Entikong memiliki jalur perbatasan darat dengan negara Malaysia khususnya Sarawak sehingga jalur darat sering disebut jalur sutera karena bisa dilewati langsung oleh bus baik dari Indonesia maupun dari Malaysia tanpa harus menyebari sungai maupun laut, oleh sebab itu banyak TKI yang berasal dari Jawa dan Sumatra yang menggunakan jalur perbatasan Entikong.
Sejarah
Asal mula nama Entikong berasal dari kata "En" yang berarti "sungai" dan "Tikong" yang berarti "tikungan atau berkelok", jadi Entikong diartikan sebagai sungai yang banyak tikungannya atau berkelok. Sungai Entikong yang bermuara di sungai Sekayam adalah merupakan wilayah pemukiman masyarakat Entikong pada waktu dahulu yang kemudian pada tahun 1970 oleh dinas sosial warga masyarakatnya disuruh pindah ke lokasi pemukiman baru yang sudah disediakan oleh Dinas Sosial pada saat itu yakni lokasi pemukiman yang sekarang. Pada saat itu Entikong masih termasuk ke dalam wilayah pemerintahan kecamatan Sekayam yang pusat pemerintahannya berada di Balai Karangan yang dipimpin oleh seorang camat yang bernama Bapak Karim. Sejak saat itu semua masyarakat Entikong pindah ke "Kampung Baru" (lokasi saat ini) dan jumlah penduduknya mulai berkembang pesat hingga sekarang dan menjadi salah satu desa yang berbatasan langsung dengan negara tetangga yakni Tebedu, Malaysia.
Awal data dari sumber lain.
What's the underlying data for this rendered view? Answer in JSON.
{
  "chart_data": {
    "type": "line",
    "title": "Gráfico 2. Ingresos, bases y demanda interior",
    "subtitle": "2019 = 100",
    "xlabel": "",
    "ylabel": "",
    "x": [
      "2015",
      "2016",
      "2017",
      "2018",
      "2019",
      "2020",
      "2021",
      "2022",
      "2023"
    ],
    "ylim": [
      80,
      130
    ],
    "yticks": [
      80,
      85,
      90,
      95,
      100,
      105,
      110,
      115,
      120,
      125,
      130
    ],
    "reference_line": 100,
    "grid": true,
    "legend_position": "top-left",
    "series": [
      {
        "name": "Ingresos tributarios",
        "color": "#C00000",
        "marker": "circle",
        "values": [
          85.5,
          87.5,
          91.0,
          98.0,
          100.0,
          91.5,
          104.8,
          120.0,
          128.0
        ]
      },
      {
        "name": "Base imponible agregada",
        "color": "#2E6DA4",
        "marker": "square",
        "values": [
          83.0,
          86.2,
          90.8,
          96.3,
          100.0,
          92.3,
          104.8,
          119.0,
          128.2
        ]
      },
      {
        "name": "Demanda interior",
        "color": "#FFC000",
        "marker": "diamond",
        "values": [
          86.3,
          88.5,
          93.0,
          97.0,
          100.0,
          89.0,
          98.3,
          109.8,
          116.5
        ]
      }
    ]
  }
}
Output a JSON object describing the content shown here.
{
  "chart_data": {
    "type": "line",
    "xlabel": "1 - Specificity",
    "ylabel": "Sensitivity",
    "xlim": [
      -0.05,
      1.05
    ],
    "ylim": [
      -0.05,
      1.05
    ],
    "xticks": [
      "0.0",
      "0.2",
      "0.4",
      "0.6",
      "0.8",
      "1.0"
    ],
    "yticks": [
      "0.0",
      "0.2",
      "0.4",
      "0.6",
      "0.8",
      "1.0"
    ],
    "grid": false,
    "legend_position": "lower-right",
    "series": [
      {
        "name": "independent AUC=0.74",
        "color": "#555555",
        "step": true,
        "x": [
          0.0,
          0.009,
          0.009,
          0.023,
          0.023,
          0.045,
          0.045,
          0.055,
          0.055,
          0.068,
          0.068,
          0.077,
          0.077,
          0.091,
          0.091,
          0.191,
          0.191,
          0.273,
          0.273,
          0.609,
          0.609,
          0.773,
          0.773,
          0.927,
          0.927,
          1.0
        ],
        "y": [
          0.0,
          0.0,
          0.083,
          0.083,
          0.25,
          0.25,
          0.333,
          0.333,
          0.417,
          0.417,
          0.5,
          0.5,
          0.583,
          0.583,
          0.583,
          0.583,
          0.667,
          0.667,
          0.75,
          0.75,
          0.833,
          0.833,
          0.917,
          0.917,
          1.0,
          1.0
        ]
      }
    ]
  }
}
Kecamatan Entikong terbentuk secara resmi pada tanggal 17 Juni1996 yang dilaksanakan secara terpusat di Sanggau berdasarkan PP No. 39 Tahun 1996 tentang Pembentukan 16 (Enam Belas) Kecamatan di Wilayah Kabupaten Daerah Tingkat II Pontianak, Sanggau, Sambas, Sintang, Ketapang dan Kapuas Hulu Dalam Wilayah Provinsi Daerah Tingkat I Kalimantan Barat. Kecamatan Entikong pada awalnya merupakan bagian dari Kecamatan Sekayam.
Berdasarkan data Kominfo Kabupaten Sanggau tahun 2019 mencatat tentang data keagamaan penduduk kecamatan Entikong, Kabupaten Sanggau. Adapun data keberagaman pemeluk agama di kecamatan ini dari 20.334 jiwa penduduk, yakni pemeluk agama Kristen sebanyak 13.730 jiwa atau 67,53%, dimana Katolik 10.296 jiwa (50,64%) dan Protestan sebanyak 3.434 jiwa (16,89%). kemudian Islam 6.579 jiwa (32,35%), kemudian kepercayaan sebanyak 14 jiwa (0,07%), Budha 10 jiwa (0,05%), dan Hindu 1 jiwa.[1]
Mata Pencarian
Mata pencaharian penduduk adalah petani padi,sahang (Lada),kakao,Karet dan sebagaian adalah tambang emas secara tradisional.